Konstantin Dmitrich, dear fellow, loved her, was in love with her. But there was no help for it, so it must be, so it would have to be.

“My God! Shall I myself really have to say it to him? Can I tell him I don’t love him? That will be a lie. What am I to say to him? That I love someone else? No, that’s impossible. I’m going away, I’m going away.”

She had reached the door when she heard his step. “What have I to be afraid of? I have done nothing wrong. What is to be, will be! I’ll tell the truth. And with him one can’t be ill at ease. Here he is,” she said to
herself, seeing his powerful, shy figure, and directly behind him that of his gangling Class III, both of them with their shining eyes fixed on her. She looked straight into his face, as though imploring him to spare her, and gave her hand.

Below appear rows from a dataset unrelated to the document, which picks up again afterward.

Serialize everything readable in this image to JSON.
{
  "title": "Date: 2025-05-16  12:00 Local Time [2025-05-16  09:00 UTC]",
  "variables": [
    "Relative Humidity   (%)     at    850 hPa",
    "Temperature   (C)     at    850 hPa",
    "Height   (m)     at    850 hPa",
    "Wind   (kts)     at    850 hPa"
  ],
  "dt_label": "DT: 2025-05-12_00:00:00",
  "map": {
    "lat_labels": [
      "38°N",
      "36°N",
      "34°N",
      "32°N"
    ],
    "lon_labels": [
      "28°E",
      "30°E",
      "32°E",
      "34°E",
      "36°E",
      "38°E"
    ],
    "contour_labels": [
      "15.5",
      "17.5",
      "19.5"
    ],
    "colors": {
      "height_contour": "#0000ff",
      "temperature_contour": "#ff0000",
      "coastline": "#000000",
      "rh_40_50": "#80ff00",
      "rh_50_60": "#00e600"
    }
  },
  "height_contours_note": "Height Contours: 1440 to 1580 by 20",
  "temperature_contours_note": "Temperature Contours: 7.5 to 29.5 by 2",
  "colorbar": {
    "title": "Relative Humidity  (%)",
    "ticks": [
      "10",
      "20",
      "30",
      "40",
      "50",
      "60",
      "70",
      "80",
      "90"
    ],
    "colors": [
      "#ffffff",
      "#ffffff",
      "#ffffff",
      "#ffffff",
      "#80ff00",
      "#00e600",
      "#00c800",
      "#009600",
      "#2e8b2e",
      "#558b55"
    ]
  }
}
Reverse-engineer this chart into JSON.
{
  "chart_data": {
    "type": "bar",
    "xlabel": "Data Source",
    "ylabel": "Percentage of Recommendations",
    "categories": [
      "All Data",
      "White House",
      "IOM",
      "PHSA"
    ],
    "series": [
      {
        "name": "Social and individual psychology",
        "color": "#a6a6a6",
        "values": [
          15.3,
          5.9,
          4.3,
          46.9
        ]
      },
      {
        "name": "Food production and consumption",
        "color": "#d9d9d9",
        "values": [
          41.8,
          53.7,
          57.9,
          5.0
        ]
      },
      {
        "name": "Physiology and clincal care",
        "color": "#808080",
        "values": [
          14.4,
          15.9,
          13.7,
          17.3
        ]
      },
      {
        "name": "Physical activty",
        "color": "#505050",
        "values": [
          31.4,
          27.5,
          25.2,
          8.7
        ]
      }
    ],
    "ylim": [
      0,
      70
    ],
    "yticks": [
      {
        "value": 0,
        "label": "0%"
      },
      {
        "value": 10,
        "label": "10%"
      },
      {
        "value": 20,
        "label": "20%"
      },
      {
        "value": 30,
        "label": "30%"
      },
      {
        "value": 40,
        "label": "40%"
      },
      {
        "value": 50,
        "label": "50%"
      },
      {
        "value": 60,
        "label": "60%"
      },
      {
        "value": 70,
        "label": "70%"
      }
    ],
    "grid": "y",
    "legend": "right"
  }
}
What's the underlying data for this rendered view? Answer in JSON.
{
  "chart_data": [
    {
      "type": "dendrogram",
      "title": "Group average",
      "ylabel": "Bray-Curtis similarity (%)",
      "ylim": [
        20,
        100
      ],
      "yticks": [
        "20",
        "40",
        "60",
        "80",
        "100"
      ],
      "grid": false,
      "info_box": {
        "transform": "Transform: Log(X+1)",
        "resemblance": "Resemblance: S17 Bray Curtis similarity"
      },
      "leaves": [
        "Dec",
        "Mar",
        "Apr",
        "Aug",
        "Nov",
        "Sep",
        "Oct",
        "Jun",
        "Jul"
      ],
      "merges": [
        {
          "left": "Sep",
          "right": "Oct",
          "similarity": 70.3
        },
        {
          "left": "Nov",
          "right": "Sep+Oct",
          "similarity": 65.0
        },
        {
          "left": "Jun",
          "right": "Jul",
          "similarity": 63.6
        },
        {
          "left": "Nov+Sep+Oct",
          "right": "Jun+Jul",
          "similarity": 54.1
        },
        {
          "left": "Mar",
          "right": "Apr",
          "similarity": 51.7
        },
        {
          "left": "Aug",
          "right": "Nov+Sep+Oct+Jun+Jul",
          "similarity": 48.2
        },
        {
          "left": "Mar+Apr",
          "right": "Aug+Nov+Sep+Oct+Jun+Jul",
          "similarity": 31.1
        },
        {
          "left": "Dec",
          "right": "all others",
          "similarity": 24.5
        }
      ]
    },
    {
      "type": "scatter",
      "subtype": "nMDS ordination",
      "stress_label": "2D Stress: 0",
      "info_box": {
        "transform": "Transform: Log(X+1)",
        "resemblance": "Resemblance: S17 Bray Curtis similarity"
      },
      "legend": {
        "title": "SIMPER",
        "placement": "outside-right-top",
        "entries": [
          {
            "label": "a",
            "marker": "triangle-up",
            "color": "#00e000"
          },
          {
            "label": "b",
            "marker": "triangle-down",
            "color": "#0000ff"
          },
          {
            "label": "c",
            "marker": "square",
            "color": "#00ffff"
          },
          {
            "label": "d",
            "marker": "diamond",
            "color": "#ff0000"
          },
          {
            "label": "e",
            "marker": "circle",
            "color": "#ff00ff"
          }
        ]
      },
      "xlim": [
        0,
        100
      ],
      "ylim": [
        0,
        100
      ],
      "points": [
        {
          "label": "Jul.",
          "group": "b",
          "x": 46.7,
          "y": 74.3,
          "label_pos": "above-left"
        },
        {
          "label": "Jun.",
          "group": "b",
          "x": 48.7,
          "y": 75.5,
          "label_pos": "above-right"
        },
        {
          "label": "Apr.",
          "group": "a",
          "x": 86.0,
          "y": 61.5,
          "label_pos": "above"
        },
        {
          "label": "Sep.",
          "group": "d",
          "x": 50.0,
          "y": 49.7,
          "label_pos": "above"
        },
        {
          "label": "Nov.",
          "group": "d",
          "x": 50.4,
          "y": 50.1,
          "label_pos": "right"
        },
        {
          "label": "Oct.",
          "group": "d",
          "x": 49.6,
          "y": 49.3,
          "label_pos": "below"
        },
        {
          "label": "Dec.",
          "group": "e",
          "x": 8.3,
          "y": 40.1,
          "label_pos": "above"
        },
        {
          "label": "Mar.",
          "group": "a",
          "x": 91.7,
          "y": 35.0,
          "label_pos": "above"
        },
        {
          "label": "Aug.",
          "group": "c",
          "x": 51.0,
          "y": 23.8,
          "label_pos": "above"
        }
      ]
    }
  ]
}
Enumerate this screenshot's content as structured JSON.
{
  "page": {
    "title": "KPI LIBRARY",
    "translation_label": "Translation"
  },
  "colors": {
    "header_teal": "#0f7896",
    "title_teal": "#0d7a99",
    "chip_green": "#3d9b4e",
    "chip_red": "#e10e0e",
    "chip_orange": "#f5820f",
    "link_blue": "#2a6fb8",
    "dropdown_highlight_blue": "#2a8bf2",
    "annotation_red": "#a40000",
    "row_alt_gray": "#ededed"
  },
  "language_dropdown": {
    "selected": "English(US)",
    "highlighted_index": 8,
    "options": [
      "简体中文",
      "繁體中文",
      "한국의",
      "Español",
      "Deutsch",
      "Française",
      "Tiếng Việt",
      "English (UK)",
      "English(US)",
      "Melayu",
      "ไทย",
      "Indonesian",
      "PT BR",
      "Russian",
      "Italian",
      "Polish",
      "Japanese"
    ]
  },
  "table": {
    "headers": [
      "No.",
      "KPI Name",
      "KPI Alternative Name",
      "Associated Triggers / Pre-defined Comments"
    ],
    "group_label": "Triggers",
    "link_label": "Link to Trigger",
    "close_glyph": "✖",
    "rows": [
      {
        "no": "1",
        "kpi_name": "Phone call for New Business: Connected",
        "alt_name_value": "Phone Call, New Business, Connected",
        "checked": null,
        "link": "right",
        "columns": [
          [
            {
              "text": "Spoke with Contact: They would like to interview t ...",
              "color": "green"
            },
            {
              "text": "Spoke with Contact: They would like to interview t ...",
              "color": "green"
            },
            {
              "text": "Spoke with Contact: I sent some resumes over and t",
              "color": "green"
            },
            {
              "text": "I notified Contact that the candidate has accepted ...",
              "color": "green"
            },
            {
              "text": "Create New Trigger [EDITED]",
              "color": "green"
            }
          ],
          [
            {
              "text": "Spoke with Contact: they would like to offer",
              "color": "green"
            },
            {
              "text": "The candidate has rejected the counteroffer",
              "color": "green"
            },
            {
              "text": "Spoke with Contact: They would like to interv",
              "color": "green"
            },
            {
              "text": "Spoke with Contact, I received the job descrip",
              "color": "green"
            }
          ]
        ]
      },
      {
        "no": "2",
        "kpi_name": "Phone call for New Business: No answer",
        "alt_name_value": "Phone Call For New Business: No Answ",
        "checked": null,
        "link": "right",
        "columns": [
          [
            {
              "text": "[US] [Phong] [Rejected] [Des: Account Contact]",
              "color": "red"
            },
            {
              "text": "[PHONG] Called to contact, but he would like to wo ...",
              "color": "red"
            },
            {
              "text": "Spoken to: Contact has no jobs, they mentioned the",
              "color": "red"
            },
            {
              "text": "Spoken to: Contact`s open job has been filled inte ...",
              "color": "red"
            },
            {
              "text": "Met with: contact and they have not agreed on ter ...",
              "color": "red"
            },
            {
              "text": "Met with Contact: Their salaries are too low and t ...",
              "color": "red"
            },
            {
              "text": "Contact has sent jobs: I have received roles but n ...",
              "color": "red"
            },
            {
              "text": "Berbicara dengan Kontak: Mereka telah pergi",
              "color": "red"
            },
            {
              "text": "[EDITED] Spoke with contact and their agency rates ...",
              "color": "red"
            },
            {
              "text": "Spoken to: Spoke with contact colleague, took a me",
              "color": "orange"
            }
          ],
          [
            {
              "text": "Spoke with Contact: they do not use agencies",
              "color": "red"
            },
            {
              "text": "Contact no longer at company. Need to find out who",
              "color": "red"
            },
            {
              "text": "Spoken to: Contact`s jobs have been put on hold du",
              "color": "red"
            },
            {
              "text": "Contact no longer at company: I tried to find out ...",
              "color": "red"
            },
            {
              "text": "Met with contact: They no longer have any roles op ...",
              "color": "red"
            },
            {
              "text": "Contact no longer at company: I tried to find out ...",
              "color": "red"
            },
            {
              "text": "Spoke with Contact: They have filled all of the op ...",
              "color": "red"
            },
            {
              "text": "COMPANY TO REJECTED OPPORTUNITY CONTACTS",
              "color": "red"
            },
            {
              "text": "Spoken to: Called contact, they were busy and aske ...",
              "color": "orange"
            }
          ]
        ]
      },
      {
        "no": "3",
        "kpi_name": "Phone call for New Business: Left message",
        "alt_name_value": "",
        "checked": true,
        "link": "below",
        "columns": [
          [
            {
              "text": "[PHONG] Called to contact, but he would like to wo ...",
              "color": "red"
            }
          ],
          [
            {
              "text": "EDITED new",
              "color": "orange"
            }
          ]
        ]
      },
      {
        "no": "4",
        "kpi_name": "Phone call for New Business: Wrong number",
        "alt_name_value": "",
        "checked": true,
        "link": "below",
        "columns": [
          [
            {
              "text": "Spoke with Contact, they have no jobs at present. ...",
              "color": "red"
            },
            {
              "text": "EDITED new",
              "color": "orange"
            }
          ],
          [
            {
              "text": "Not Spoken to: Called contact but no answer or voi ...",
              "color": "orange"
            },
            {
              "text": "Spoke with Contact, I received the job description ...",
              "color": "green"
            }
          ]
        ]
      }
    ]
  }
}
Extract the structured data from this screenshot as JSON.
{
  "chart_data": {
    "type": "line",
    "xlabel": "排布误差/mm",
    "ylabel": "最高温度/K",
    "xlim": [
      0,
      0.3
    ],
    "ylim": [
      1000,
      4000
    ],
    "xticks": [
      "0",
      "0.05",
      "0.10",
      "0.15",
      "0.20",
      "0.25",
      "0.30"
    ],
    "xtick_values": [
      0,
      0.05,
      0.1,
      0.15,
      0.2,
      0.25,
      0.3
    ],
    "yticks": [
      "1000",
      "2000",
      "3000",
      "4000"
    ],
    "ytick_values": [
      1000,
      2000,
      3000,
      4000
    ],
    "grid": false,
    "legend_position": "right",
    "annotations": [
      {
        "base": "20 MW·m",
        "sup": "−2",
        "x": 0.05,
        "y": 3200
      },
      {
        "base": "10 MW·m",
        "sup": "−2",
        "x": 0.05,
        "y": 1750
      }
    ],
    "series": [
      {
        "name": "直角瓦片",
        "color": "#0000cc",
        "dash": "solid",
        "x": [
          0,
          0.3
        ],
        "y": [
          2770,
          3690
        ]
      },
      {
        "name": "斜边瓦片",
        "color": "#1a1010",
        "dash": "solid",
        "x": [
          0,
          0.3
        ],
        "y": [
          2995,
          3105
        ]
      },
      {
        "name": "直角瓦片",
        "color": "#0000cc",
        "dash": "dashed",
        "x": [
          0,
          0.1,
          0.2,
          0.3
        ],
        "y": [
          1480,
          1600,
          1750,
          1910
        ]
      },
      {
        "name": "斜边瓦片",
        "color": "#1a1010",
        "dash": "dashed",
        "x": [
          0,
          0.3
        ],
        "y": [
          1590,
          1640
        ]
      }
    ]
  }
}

“It’s not time yet; I think we’re too early,” he said glancing round the empty drawing room. When he saw that his expectations were realized, that there was nothing to prevent him from speaking, his face became gloomy. Socrates continued to stare directly at her, as if his sensors bore into her very soul—as always, she found Levin’s tall, strange-looking companion droid powerfully unsettling.

“Oh, no,” said Kitty, and sat down at the table.

“But this was just what I wanted, to find you alone,” he began, not sitting down, and not looking at her, so as not to lose courage.

“Mamma will be down directly. She was very much tired. . . . Yesterday . . .”

She talked on, not knowing what her lips were uttering, and not taking her supplicating and caressing eyes off him. She wished she had brought the Galena Box down from her bedroom, and could feel its machine-lent courage already draining away.

He glanced at her, and then more pointedly at Socrates, who dutifully sent himself into Surcease.

“I told you I did not know whether I should be here long,” Levin began, “that it depended on you. . . .”

She dropped her head lower and lower, not knowing herself what answer she should make to what was coming.

“That it depended on you,” he repeated. “I meant to say . . . I meant to say . . . I came for this . . . to be my wife!” he brought out, not knowing what he was saying. Levin felt that the most terrible thing was said; he stopped short and looked at her.

Kitty was breathing heavily, not looking at him. She was feeling ecstasy. Her soul was flooded with happiness. She had never anticipated that the utterance of love would produce such a powerful effect on her.
But it lasted only an instant. She remembered Vronsky. She lifted her clear, truthful eyes, and seeing his desperate face, she answered hastily:

“That cannot be . . . forgive me.”

A moment ago, and how close she had been to him, of what importance in his life! And how aloof and remote from him she had become now!

“It was bound to be so,” he said, not looking at her. He flicked Socrates back on, and man and machine bowed together, preparing to retreat.

CHAPTER 12

B
UT AT THAT VERY MOMENT
the princess came in. There was a look of horror on her face when she saw them alone, and their disturbed faces. Levin bowed to her, and said nothing. Kitty did not speak nor lift her eyes.
Thank God, she has refused him,
thought the mother, and her face lighted up with the habitual smile with which she greeted her guests on Thursdays. She sat down and began questioning Levin about his life operating the groznium mine. He sat down again, waiting for other visitors to arrive, so he might retreat unnoticed.